Atividades Recreativas

Requisitos

  1. Ter a especialidade de Natação intermediário I.

    Resposta: Você precisa ter concluído Natação Intermediário I antes de iniciar Vela. A especialidade de natação cobre fundamentos: respirar dentro d'água, nadar 50m sem parar (qualquer estilo), flutuar de costas, mergulhar e voltar à superfície. Sem essas habilidades aquáticas básicas, vela é PERIGOSA — caída na água precisa saber nadar. — Vela e natação são complementares — todo velejador deve nadar bem. Em capotamento (acidente comum em vela pequena), velejador cai na água e precisa: nadar até bote, virar bote desviado, voltar a velejar.

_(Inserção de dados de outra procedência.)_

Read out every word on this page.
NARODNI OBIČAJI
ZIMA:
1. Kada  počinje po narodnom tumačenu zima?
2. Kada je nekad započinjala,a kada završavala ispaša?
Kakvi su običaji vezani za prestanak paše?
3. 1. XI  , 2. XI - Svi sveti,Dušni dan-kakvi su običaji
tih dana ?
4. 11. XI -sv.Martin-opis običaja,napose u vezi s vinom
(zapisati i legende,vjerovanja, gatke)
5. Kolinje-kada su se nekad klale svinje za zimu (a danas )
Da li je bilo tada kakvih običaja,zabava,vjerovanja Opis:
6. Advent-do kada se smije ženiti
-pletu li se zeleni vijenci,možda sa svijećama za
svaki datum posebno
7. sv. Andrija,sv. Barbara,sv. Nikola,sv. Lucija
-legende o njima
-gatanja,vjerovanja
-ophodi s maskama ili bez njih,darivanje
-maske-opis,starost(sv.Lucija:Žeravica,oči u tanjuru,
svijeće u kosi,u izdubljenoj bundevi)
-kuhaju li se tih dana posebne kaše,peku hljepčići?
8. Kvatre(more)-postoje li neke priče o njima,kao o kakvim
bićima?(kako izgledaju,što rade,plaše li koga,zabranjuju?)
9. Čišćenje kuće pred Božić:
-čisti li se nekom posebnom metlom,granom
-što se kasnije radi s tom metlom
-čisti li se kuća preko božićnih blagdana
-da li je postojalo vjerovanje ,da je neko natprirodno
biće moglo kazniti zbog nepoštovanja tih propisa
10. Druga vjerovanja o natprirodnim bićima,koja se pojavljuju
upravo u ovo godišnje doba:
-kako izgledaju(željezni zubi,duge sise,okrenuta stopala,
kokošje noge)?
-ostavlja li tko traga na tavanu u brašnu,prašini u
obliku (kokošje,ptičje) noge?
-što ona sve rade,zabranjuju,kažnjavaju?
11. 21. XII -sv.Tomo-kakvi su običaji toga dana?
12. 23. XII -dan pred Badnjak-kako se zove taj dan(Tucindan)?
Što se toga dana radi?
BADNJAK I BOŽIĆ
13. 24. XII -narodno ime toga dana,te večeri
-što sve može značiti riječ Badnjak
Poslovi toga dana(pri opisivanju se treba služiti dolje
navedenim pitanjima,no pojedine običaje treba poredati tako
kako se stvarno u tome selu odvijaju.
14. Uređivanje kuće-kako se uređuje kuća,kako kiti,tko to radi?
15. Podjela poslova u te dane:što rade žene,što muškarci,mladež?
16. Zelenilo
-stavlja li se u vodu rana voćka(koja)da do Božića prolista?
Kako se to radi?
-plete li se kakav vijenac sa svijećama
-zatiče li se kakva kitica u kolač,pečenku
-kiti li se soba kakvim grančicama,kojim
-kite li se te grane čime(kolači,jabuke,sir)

Sem natação intermediária essas habilidades viram risco de afogamento real. Pré-requisito é proteção, não burocracia.

  2. Conhecer e explicar as regras de rota.

    Resposta: Regras de rota (COLREG — Convenção Internacional pra Evitar Abalroamentos): barco a vela tem PREFERÊNCIA sobre motor (em geral). Entre dois veleiros, o BORDO prevalece — se um tem vento pela boreste (lado direito) tem direito de passagem sobre o outro. Barco mais ágil cede pro maior. Velejador deve sinalizar manobras claramente. — COLREG (1972) é o "código de trânsito" do mar — válida internacionalmente em águas navegáveis. Vela tem preferência sobre motor pq é menos ágil pra manobrar. "Bombordo" (lado esquerdo) e "Boreste"/"Estibordo" (lado direito) são termos náuticos universais. Velejadores precisam conhecer as regras COLREG ou correm risco de colisão e de responder por culpa.

  3. Saber como as condições meteorológicas e as condições marítimas afetam o desempenho do barco à vela e a segurança da embarcação.

    Resposta: VENTO: força e direção determinam velocidade — pouco vento = barco lento; vento forte = risco de capotagem. ONDAS: alturas grandes (>2m) jogam o barco e dificultam manobras. CHUVA: reduz visibilidade. NÉVOA: perigo de colisão. CORRENTES: empurram o barco mesmo parado. Sempre consulte previsão antes de zarpar e tenha plano B se piorar. — Velejadores consultam apps como Windguru, Windy, MarineTraffic antes de cada saída. Vento entre 5-20 nós é ideal pra iniciante; acima de 25 nós exige experiência. Capotagem (knockdown) ocorre quando rajada brusca não é compensada. "Conhece teu barco e o tempo" é regra de ouro — velejador imprudente põe a si e outros em risco.

  4. Que medidas de segurança devem ser tomadas ao velejar?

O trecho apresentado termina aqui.